La diplomazia sembra aver ormai giocato tutte le sue carte. Innumerevoli sono state le visite, i tentativi di mediazione, da parte di alcuni Capi di stato africani che si sono recati ad Abidjan per incontrare le due parti. L’ultimo tentativo è stato quello dell’Unione Africana che ha convocato i due “presidenti” ad Addis-abeba, l’11 marzo scorso. Ouattara ha partecipato di persona, mentre Gbagbo ha inviato due rappresentanti, ma tutto si è risolto con nulla di fatto. Le posizioni sembrano inconciliabili e la proposta di dar vita ad un governo di unità nazionale è stata respinta da entrambi. Gbagbo non vuole dividere il potere con nessuno, Ouatara ha concesso la possibilità di includere nell’eventuale sua presidenza qualche ministro dell’ opposizione, scelto da lui personalmente.

 

In questa situazione passare alle armi sembra inevitabile. Un intervento esterno sembra ormai poco probabile perché avrebbe già dovuto agire prima, mentre prende sempre più piede l’idea di uno scontro tutto interno al Paese, anche se gli analisti politici prospettano ancora mesi di stallo. Di fatto ci sono dei segni che indicano la propensione per la seconda strategia: le milizie FAFN (ex-ribelli) hanno iniziato una discesa al sud conquistando alcune città di importanza strategica perché confinanti con la Liberia, da cui si dice provengano gran parte dei mercenari di Gbagbo.
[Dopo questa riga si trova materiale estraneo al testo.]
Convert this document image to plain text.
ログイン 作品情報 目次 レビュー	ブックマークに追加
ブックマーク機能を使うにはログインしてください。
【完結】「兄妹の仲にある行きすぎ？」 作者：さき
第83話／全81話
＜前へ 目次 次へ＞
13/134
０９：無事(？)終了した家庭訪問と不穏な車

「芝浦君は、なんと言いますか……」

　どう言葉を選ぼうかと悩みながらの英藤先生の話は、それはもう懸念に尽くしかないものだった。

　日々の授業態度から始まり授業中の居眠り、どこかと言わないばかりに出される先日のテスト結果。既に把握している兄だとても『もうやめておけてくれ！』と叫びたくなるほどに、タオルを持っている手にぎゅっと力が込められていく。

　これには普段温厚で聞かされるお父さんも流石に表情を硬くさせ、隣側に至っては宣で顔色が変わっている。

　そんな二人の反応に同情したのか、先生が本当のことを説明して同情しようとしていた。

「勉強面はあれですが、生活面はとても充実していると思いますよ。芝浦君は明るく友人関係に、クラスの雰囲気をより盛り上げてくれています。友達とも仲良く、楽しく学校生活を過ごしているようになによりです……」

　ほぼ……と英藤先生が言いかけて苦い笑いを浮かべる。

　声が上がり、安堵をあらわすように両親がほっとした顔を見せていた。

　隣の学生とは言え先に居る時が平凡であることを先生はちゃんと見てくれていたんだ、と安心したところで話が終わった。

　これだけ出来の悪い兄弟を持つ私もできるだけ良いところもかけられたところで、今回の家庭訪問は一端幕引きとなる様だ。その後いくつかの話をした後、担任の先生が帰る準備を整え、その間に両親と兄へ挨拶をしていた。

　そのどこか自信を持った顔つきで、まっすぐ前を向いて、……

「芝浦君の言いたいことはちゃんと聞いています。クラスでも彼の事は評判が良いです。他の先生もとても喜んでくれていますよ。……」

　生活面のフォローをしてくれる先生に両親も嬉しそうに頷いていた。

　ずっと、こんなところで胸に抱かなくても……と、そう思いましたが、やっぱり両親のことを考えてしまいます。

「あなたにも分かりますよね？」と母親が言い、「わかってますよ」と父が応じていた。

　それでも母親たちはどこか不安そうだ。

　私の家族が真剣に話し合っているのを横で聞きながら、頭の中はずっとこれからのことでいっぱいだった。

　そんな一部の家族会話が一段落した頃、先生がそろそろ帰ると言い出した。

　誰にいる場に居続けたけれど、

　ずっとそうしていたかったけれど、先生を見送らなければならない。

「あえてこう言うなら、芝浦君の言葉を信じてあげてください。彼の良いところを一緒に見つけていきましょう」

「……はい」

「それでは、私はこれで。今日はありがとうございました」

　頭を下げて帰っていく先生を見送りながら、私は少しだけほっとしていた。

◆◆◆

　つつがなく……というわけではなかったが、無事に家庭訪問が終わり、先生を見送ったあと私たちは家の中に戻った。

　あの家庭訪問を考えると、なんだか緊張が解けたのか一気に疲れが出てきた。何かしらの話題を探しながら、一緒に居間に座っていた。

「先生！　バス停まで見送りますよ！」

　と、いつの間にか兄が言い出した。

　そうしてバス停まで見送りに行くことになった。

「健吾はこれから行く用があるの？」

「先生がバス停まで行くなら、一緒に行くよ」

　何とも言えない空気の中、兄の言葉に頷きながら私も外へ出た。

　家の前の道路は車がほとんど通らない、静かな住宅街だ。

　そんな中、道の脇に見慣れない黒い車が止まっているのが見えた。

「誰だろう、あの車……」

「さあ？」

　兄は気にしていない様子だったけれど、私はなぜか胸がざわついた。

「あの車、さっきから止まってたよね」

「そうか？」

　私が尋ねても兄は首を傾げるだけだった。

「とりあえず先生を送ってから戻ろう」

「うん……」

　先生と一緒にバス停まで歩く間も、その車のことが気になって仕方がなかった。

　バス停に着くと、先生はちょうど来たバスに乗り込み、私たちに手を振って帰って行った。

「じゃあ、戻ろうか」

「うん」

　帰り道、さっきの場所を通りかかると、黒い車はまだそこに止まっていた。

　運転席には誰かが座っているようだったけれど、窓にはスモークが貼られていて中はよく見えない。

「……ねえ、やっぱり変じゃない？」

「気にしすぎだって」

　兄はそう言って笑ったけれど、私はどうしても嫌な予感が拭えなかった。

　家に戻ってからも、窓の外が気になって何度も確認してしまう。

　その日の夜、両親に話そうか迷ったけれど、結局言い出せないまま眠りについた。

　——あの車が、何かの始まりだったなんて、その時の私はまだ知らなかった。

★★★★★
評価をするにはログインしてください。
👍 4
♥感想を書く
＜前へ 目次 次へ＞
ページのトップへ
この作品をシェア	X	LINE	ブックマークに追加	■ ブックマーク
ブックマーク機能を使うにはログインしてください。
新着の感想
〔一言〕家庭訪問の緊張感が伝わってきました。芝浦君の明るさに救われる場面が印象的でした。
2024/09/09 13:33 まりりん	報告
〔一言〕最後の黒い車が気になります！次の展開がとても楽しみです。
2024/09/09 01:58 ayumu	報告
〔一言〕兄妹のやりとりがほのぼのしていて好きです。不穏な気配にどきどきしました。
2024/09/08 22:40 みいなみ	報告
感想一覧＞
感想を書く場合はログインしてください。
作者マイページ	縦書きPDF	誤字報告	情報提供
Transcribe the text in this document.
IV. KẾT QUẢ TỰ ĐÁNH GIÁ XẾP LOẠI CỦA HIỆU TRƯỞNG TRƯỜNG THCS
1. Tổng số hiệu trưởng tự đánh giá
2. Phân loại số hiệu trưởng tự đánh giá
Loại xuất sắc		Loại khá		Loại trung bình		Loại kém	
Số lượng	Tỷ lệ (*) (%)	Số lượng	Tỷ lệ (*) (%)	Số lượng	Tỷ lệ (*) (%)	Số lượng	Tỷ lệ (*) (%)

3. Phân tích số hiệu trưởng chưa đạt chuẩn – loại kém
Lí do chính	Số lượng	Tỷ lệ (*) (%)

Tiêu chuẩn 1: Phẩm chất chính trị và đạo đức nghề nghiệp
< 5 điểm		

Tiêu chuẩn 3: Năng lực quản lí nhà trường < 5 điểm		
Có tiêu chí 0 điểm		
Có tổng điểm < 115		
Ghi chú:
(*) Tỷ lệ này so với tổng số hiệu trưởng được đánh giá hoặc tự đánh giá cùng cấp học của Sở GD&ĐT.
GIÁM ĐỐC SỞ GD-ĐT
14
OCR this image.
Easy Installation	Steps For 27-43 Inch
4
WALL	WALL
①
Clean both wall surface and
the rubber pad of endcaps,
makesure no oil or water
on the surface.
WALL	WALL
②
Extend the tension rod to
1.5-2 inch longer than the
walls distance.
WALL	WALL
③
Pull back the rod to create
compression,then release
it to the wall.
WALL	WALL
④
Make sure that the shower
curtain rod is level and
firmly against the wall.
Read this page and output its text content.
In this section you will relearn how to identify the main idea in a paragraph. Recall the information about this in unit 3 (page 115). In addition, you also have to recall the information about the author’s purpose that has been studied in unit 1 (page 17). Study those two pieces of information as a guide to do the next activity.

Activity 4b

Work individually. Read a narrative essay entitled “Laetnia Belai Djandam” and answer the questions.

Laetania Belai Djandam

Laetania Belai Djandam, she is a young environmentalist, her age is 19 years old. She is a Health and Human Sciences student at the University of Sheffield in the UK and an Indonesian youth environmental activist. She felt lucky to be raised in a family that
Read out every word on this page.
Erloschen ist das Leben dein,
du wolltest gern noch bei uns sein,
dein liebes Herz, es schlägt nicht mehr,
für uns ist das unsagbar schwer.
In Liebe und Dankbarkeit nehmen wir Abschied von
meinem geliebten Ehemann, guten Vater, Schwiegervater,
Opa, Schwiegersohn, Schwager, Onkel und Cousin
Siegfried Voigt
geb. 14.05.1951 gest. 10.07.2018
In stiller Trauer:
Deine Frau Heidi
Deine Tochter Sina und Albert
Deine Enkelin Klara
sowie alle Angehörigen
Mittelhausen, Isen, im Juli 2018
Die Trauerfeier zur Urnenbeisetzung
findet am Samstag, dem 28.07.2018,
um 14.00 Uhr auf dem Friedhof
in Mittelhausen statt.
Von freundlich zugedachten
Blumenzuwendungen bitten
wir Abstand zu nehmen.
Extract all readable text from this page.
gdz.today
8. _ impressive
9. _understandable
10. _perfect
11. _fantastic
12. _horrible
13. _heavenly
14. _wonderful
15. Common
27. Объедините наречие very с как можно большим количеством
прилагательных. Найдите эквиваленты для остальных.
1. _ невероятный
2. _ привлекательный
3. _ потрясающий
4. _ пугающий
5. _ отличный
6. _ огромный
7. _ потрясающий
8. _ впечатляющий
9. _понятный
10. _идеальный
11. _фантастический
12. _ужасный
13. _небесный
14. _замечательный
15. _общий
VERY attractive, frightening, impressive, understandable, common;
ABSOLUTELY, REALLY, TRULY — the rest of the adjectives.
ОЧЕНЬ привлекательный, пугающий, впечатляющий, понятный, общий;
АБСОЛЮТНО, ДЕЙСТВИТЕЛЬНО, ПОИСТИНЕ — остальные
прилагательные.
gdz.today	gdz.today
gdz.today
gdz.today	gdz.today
Se l’avanzata continuerà e dovesse raggiungere il porto di San Pedro e/o la capitale Yamoussoukro, il peso militare di Ouattara ne uscirebbe molto rafforzato e una tale situazione potrebbe far decidere parte dell’esercito regolare e i gendarmi (ancora neutrali) a schierarsi con Ouattara. Questa eventualità ne decreterebbe la vittoria definitiva.

 

Intanto il paese soffre: per sei giorni il Nord e l’Ovest sono stati senza corrente elettrica, non tanto per un guasto tecnico ma per una chiara mossa politica che vuole mettere in ginocchio quella parte della nazione e intanto la povertà e il malcontento aumentano. Le maggiori Ong internazionali e le agenzie Onu si stanno istallando nel paese con presidi stabili prevedendo un deterioramento della situazione interna. Le ambasciate straniere consigliano grande prudenza. Il bilancio dei morti è di 400 uccisi (la maggior parte dovuta alla guerriglia urbana), mentre i rifugiati sono ormai 500.000. In questo gioco al massacro però non sarà coinvolta solo la Costa d’avorio, ci saranno ripercussioni su tutto il continente. Nel 2011, infatti, sono previste ben undici elezioni presidenziali in Africa e l’esito di quella ivoriana farà scuola nel bene e nel male.